Student Design Awards winners: Active journeys
Brief 8: How might we make multi-modal travel (a combination of walking, wheeling, cycling and sustainable rail networks) accessible and inclusive to improve the experience for all?
- PATH: Travel Aid for the Visually Impaired - Che Antoine, Safa Ikheria and Zahra Mandviwala, Loughborough University, England
Public transport can sometimes fail to be accessible to groups with disabilities, including those who are visually impaired. PATH aims to support this specific user group to use transit networks with greater independence. It is a phone accessory, working in conjunction with an app, that provides haptic feedback to guide the user through the travel experience, from start to destination. This includes identifying the correct bus through Bluetooth/ NFC, detecting an empty seat on the bus via thermal imaging, and alerting the user on arrival at their destination through vibrations.
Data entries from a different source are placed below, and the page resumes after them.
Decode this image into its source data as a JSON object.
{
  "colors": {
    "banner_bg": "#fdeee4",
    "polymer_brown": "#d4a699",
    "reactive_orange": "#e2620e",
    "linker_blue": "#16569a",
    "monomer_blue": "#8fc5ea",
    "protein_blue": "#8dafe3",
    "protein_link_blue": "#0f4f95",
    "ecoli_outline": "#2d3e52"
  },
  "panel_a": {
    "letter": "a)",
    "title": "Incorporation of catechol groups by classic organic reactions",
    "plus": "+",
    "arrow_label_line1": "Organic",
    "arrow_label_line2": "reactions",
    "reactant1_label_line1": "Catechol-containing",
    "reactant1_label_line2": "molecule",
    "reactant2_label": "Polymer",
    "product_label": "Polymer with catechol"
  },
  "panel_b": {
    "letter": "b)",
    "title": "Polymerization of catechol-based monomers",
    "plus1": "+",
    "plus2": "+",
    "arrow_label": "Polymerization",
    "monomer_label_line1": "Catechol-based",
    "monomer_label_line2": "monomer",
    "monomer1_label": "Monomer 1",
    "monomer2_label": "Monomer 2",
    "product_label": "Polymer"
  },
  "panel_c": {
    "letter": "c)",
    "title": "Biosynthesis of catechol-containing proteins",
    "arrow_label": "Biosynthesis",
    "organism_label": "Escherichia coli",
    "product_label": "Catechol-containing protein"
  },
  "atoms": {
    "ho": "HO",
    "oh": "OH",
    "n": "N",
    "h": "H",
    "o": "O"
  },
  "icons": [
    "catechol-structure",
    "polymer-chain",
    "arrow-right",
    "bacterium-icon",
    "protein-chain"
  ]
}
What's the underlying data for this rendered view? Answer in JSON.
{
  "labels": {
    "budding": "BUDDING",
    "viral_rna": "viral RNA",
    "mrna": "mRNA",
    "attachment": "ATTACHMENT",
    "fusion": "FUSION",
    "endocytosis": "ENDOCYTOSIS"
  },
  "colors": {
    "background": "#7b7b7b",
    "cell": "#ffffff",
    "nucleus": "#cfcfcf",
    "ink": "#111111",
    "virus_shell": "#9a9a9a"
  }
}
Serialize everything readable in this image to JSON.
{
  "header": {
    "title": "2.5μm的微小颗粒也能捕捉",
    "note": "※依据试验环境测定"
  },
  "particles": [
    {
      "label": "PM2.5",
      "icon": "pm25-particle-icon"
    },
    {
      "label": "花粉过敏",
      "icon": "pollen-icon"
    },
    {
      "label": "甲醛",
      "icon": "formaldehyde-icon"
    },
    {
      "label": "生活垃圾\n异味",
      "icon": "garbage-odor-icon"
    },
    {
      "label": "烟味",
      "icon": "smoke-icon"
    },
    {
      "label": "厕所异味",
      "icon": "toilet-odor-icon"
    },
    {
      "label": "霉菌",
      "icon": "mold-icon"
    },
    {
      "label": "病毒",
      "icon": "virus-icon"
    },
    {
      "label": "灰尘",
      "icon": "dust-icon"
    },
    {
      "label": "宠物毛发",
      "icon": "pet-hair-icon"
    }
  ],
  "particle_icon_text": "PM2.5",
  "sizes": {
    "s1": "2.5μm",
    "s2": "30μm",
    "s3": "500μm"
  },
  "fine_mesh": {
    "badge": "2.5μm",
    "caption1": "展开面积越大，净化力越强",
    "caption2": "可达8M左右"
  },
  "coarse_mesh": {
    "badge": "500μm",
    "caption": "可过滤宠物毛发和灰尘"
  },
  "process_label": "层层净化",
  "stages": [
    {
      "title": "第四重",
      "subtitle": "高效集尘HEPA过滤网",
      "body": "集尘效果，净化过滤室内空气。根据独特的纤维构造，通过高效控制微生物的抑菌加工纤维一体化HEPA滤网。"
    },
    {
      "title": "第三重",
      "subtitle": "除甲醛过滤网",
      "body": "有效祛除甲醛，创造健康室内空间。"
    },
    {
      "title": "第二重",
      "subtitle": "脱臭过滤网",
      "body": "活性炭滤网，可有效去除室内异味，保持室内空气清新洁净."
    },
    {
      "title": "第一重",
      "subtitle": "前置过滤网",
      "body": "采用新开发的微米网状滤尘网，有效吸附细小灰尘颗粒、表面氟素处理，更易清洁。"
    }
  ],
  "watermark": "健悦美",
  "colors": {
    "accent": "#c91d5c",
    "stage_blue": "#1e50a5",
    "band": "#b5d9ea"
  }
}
These features remove the dependence on unreliable bus hardware, such as announcements, and reduces the need for travel with a personal aide.
Eugene Woo, Hayden Duncan, Kavya Somala, Maggie Jarrett, Rebecca Rainhart and Victor Cummins, Boston College, Virginia Polytechnic Institute and State University and North Carolina State University, United States of America
Wheelable: A navigational application that empowers users with mobility impairments to navigate the urban environment.
Cynthia Mangueira and Daniela Linger, Kingston University, England
The Ace Card: A smart card that pertains to a mileage counting system and encourages environmentally positive transportation for working travellers in the UK.
The quality of the winning and commended entries was truly outstanding. It is great to know that there are such allies of disabled people in the up-and-coming design community.